TORONTO — A new high-temperature cooking film available for both foodservice and consumer use allows chefs to cook a full meal in a bag in less time than traditional cooking, while using less salt and oils and, of course, fewer dishes.
Jeff Hermsen and chef Mark Wilson demonstrated the product, called Klearcook, to the Kostuch Media team yesterday afternoon, showcasing various recipes cooked in a single Klearcook sheet, made into a bundle and tied with a string. “You’re cooking in the old French style of en Papillote, cooking under pressure. This technique has lots of advantages — using less salt, less herbs, less everything because you aren’t losing anything in an open pan into the atmosphere. It’s all staying contained,” explained Hermsen.
The material is a woven polymer made of micro-thin material that allows heat to transfer through and cook the ingredients inside. Chefs simply need to place a sheet on a clear dry work surface or bowl, place the ingredients in the centre, gather all four corners and tie.
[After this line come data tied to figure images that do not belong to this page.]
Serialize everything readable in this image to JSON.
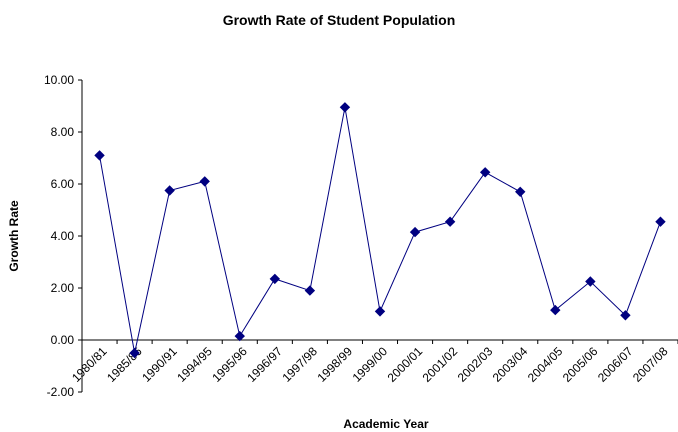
{
  "chart_data": {
    "type": "line",
    "title": "Growth Rate of Student Population",
    "xlabel": "Academic Year",
    "ylabel": "Growth Rate",
    "categories": [
      "1980/81",
      "1985/86",
      "1990/91",
      "1994/95",
      "1995/96",
      "1996/97",
      "1997/98",
      "1998/99",
      "1999/00",
      "2000/01",
      "2001/02",
      "2002/03",
      "2003/04",
      "2004/05",
      "2005/06",
      "2006/07",
      "2007/08"
    ],
    "series": [
      {
        "values": [
          7.1,
          -0.5,
          5.75,
          6.1,
          0.15,
          2.35,
          1.9,
          8.95,
          1.1,
          4.15,
          4.55,
          6.45,
          5.7,
          1.15,
          2.25,
          0.95,
          4.55
        ],
        "color": "#000080"
      }
    ],
    "ylim": [
      -2,
      10
    ],
    "yticks": [
      "-2.00",
      "0.00",
      "2.00",
      "4.00",
      "6.00",
      "8.00",
      "10.00"
    ],
    "grid": false,
    "legend": "none"
  }
}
The bundle can be placed on a dry cooking sheet, onto a pan, in the microwave or in any combi oven to quickly cook the ingredients. When it is ready, the bundle can be opened by pulling or cutting open the knot and then is ready to be served. Klearcook can tolerate temperatures of up to 425⁰F.
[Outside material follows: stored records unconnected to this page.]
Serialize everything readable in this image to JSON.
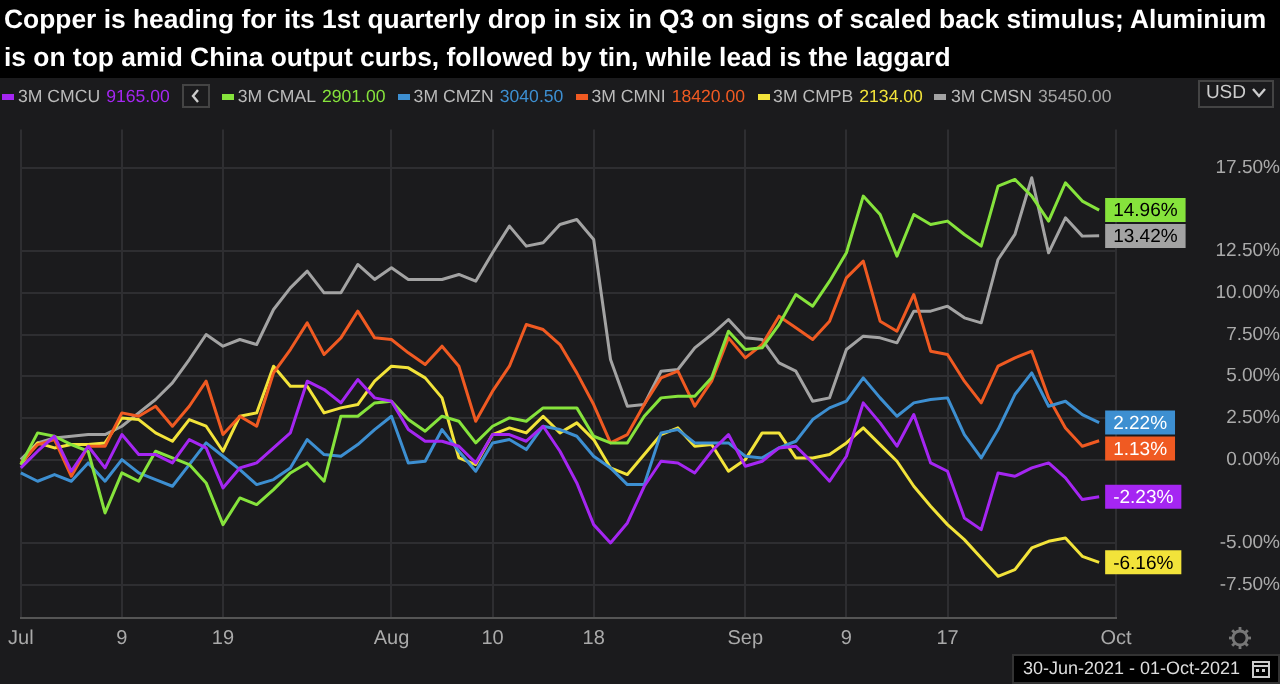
{
  "chart_data": {
    "type": "line",
    "title": "Copper is heading for its 1st quarterly drop in six in Q3 on signs of scaled back stimulus; Aluminium is on top amid China output curbs, followed by tin, while lead is the laggard",
    "categories": [
      "Jul",
      null,
      null,
      null,
      null,
      null,
      "9",
      null,
      null,
      null,
      null,
      null,
      "19",
      null,
      null,
      null,
      null,
      null,
      null,
      null,
      null,
      null,
      "Aug",
      null,
      null,
      null,
      null,
      null,
      "10",
      null,
      null,
      null,
      null,
      null,
      "18",
      null,
      null,
      null,
      null,
      null,
      null,
      null,
      null,
      "Sep",
      null,
      null,
      null,
      null,
      null,
      "9",
      null,
      null,
      null,
      null,
      null,
      "17",
      null,
      null,
      null,
      null,
      null,
      null,
      null,
      null,
      null,
      "Oct"
    ],
    "series": [
      {
        "name": "3M CMCU",
        "color": "#a526f2",
        "values": [
          -0.5,
          0.5,
          1.4,
          -0.7,
          0.8,
          -0.5,
          1.5,
          0.3,
          0.3,
          -0.2,
          1.2,
          0.7,
          -1.7,
          -0.5,
          -0.2,
          0.7,
          1.6,
          4.7,
          4.2,
          3.4,
          4.8,
          3.7,
          3.5,
          1.8,
          1.1,
          1.1,
          0.8,
          -0.2,
          1.5,
          1.5,
          1.1,
          2.0,
          0.5,
          -1.4,
          -3.9,
          -5.0,
          -3.8,
          -1.6,
          -0.1,
          -0.2,
          -0.8,
          0.5,
          1.5,
          -0.4,
          -0.1,
          0.7,
          0.8,
          -0.2,
          -1.3,
          0.2,
          3.4,
          2.2,
          0.8,
          2.7,
          -0.2,
          -0.7,
          -3.5,
          -4.2,
          -0.8,
          -1.0,
          -0.5,
          -0.2,
          -1.1,
          -2.4,
          -2.23,
          null
        ],
        "value_labels": [
          null,
          null,
          null,
          null,
          null,
          null,
          null,
          null,
          null,
          null,
          null,
          null,
          null,
          null,
          null,
          null,
          null,
          null,
          null,
          null,
          null,
          null,
          null,
          null,
          null,
          null,
          null,
          null,
          null,
          null,
          null,
          null,
          null,
          null,
          null,
          null,
          null,
          null,
          null,
          null,
          null,
          null,
          null,
          null,
          null,
          null,
          null,
          null,
          null,
          null,
          null,
          null,
          null,
          null,
          null,
          null,
          null,
          null,
          null,
          null,
          null,
          null,
          null,
          null,
          "-2.23%",
          null
        ]
      },
      {
        "name": "3M CMAL",
        "color": "#86e33c",
        "values": [
          -0.3,
          1.6,
          1.4,
          0.9,
          0.5,
          -3.2,
          -0.8,
          -1.3,
          0.5,
          0.1,
          -0.3,
          -1.4,
          -3.9,
          -2.3,
          -2.7,
          -1.8,
          -0.8,
          -0.2,
          -1.3,
          2.6,
          2.6,
          3.4,
          3.5,
          2.4,
          1.7,
          2.6,
          2.3,
          1.0,
          2.0,
          2.5,
          2.3,
          3.1,
          3.1,
          3.1,
          1.4,
          1.0,
          1.0,
          2.6,
          3.7,
          3.8,
          3.8,
          4.9,
          7.7,
          6.6,
          6.7,
          8.1,
          9.9,
          9.2,
          10.7,
          12.4,
          15.8,
          14.7,
          12.2,
          14.7,
          14.1,
          14.3,
          13.5,
          12.8,
          16.4,
          16.8,
          15.8,
          14.3,
          16.6,
          15.5,
          14.96,
          null
        ],
        "value_labels": [
          null,
          null,
          null,
          null,
          null,
          null,
          null,
          null,
          null,
          null,
          null,
          null,
          null,
          null,
          null,
          null,
          null,
          null,
          null,
          null,
          null,
          null,
          null,
          null,
          null,
          null,
          null,
          null,
          null,
          null,
          null,
          null,
          null,
          null,
          null,
          null,
          null,
          null,
          null,
          null,
          null,
          null,
          null,
          null,
          null,
          null,
          null,
          null,
          null,
          null,
          null,
          null,
          null,
          null,
          null,
          null,
          null,
          null,
          null,
          null,
          null,
          null,
          null,
          null,
          "14.96%",
          null
        ]
      },
      {
        "name": "3M CMZN",
        "color": "#3d8fd1",
        "values": [
          -0.8,
          -1.3,
          -0.9,
          -1.3,
          -0.2,
          -1.3,
          0.0,
          -0.8,
          -1.2,
          -1.6,
          -0.3,
          1.0,
          0.2,
          -0.6,
          -1.5,
          -1.2,
          -0.5,
          1.2,
          0.3,
          0.2,
          0.9,
          1.8,
          2.6,
          -0.2,
          -0.1,
          1.8,
          0.5,
          -0.7,
          1.0,
          1.2,
          0.6,
          2.0,
          1.8,
          1.4,
          0.2,
          -0.5,
          -1.5,
          -1.5,
          1.6,
          1.8,
          1.0,
          1.0,
          1.0,
          0.2,
          0.1,
          0.7,
          1.1,
          2.4,
          3.1,
          3.5,
          4.9,
          3.7,
          2.6,
          3.4,
          3.6,
          3.7,
          1.5,
          0.1,
          1.8,
          3.9,
          5.2,
          3.2,
          3.5,
          2.7,
          2.22,
          null
        ],
        "value_labels": [
          null,
          null,
          null,
          null,
          null,
          null,
          null,
          null,
          null,
          null,
          null,
          null,
          null,
          null,
          null,
          null,
          null,
          null,
          null,
          null,
          null,
          null,
          null,
          null,
          null,
          null,
          null,
          null,
          null,
          null,
          null,
          null,
          null,
          null,
          null,
          null,
          null,
          null,
          null,
          null,
          null,
          null,
          null,
          null,
          null,
          null,
          null,
          null,
          null,
          null,
          null,
          null,
          null,
          null,
          null,
          null,
          null,
          null,
          null,
          null,
          null,
          null,
          null,
          null,
          "2.22%",
          null
        ]
      },
      {
        "name": "3M CMNI",
        "color": "#f05a22",
        "values": [
          -0.2,
          0.9,
          1.2,
          -1.0,
          0.8,
          0.8,
          2.8,
          2.6,
          3.2,
          2.0,
          3.2,
          4.7,
          1.5,
          2.6,
          2.0,
          5.2,
          6.6,
          8.2,
          6.3,
          7.3,
          8.9,
          7.3,
          7.2,
          6.4,
          5.7,
          6.8,
          5.6,
          2.3,
          4.1,
          5.6,
          8.1,
          7.8,
          6.9,
          5.2,
          3.3,
          1.0,
          1.5,
          3.3,
          4.9,
          5.3,
          3.2,
          4.7,
          7.3,
          6.1,
          6.9,
          8.6,
          7.9,
          7.2,
          8.3,
          10.9,
          11.9,
          8.3,
          7.7,
          9.9,
          6.5,
          6.3,
          4.7,
          3.4,
          5.6,
          6.1,
          6.5,
          3.7,
          1.9,
          0.8,
          1.13,
          null
        ],
        "value_labels": [
          null,
          null,
          null,
          null,
          null,
          null,
          null,
          null,
          null,
          null,
          null,
          null,
          null,
          null,
          null,
          null,
          null,
          null,
          null,
          null,
          null,
          null,
          null,
          null,
          null,
          null,
          null,
          null,
          null,
          null,
          null,
          null,
          null,
          null,
          null,
          null,
          null,
          null,
          null,
          null,
          null,
          null,
          null,
          null,
          null,
          null,
          null,
          null,
          null,
          null,
          null,
          null,
          null,
          null,
          null,
          null,
          null,
          null,
          null,
          null,
          null,
          null,
          null,
          null,
          "1.13%",
          null
        ]
      },
      {
        "name": "3M CMPB",
        "color": "#f2e33a",
        "values": [
          -0.3,
          1.0,
          0.7,
          0.9,
          0.9,
          1.0,
          2.5,
          2.4,
          1.6,
          1.1,
          2.4,
          2.0,
          0.5,
          2.6,
          2.8,
          5.6,
          4.4,
          4.4,
          2.8,
          3.1,
          3.3,
          4.7,
          5.6,
          5.5,
          4.9,
          3.7,
          0.1,
          -0.3,
          1.5,
          1.9,
          1.6,
          2.6,
          1.6,
          2.2,
          1.2,
          -0.5,
          -0.9,
          0.3,
          1.5,
          1.9,
          0.8,
          0.9,
          -0.7,
          0.0,
          1.6,
          1.6,
          0.1,
          0.1,
          0.3,
          1.0,
          1.9,
          0.9,
          -0.1,
          -1.6,
          -2.8,
          -3.9,
          -4.8,
          -5.9,
          -7.0,
          -6.6,
          -5.3,
          -4.9,
          -4.7,
          -5.8,
          -6.16,
          null
        ],
        "value_labels": [
          null,
          null,
          null,
          null,
          null,
          null,
          null,
          null,
          null,
          null,
          null,
          null,
          null,
          null,
          null,
          null,
          null,
          null,
          null,
          null,
          null,
          null,
          null,
          null,
          null,
          null,
          null,
          null,
          null,
          null,
          null,
          null,
          null,
          null,
          null,
          null,
          null,
          null,
          null,
          null,
          null,
          null,
          null,
          null,
          null,
          null,
          null,
          null,
          null,
          null,
          null,
          null,
          null,
          null,
          null,
          null,
          null,
          null,
          null,
          null,
          null,
          null,
          null,
          null,
          "-6.16%",
          null
        ]
      },
      {
        "name": "3M CMSN",
        "color": "#a3a3a3",
        "values": [
          0.0,
          1.0,
          1.3,
          1.4,
          1.5,
          1.5,
          2.0,
          2.8,
          3.6,
          4.6,
          6.0,
          7.5,
          6.8,
          7.2,
          6.9,
          9.0,
          10.3,
          11.3,
          10.0,
          10.0,
          11.7,
          10.8,
          11.5,
          10.8,
          10.8,
          10.8,
          11.1,
          10.7,
          12.4,
          14.0,
          12.8,
          13.0,
          14.1,
          14.4,
          13.2,
          6.0,
          3.2,
          3.3,
          5.3,
          5.4,
          6.7,
          7.5,
          8.4,
          7.3,
          7.2,
          5.8,
          5.3,
          3.5,
          3.7,
          6.6,
          7.4,
          7.3,
          7.0,
          8.9,
          8.9,
          9.2,
          8.5,
          8.2,
          12.0,
          13.5,
          16.9,
          12.4,
          14.5,
          13.4,
          13.42,
          null
        ],
        "value_labels": [
          null,
          null,
          null,
          null,
          null,
          null,
          null,
          null,
          null,
          null,
          null,
          null,
          null,
          null,
          null,
          null,
          null,
          null,
          null,
          null,
          null,
          null,
          null,
          null,
          null,
          null,
          null,
          null,
          null,
          null,
          null,
          null,
          null,
          null,
          null,
          null,
          null,
          null,
          null,
          null,
          null,
          null,
          null,
          null,
          null,
          null,
          null,
          null,
          null,
          null,
          null,
          null,
          null,
          null,
          null,
          null,
          null,
          null,
          null,
          null,
          null,
          null,
          null,
          null,
          "13.42%",
          null
        ]
      }
    ],
    "ylim": [
      -9.5,
      19.8
    ],
    "yticks": [
      {
        "value": -7.5,
        "label": "-7.50%"
      },
      {
        "value": -5,
        "label": "-5.00%"
      },
      {
        "value": 0,
        "label": "0.00%"
      },
      {
        "value": 2.5,
        "label": "2.50%"
      },
      {
        "value": 5,
        "label": "5.00%"
      },
      {
        "value": 7.5,
        "label": "7.50%"
      },
      {
        "value": 10,
        "label": "10.00%"
      },
      {
        "value": 12.5,
        "label": "12.50%"
      },
      {
        "value": 17.5,
        "label": "17.50%"
      }
    ],
    "grid": true,
    "legend": "top",
    "annotations": [
      "9165.00",
      "2901.00",
      "3040.50",
      "18420.00",
      "2134.00",
      "35450.00",
      "USD",
      "30-Jun-2021 - 01-Oct-2021"
    ]
  }
}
The Klearcook generates a higher yield on proteins than traditional roasting, while preserving natural flavour and moisture. To demonstrate, the chefs added water to gnocchi and bleu cheese before tying with a string; the bundle took about five minutes to cook on a griddle. The team addressed the potential for catering events, where a bundle can be fully cooked in a combi oven, then taken out of the pouch and browned, so it can be served within a flexible time frame without altering the taste. The pre-made bundles can also be frozen, defrosted and heated to-order.
Hermsen and Wilson launched the product nearly two years ago and have begun selling it in the foodservice industry and consumer markets in Canada and the U.S. The team is currently trying to get the product into grocery stores and is working with chefs across the country and in Europe to build brand recognition.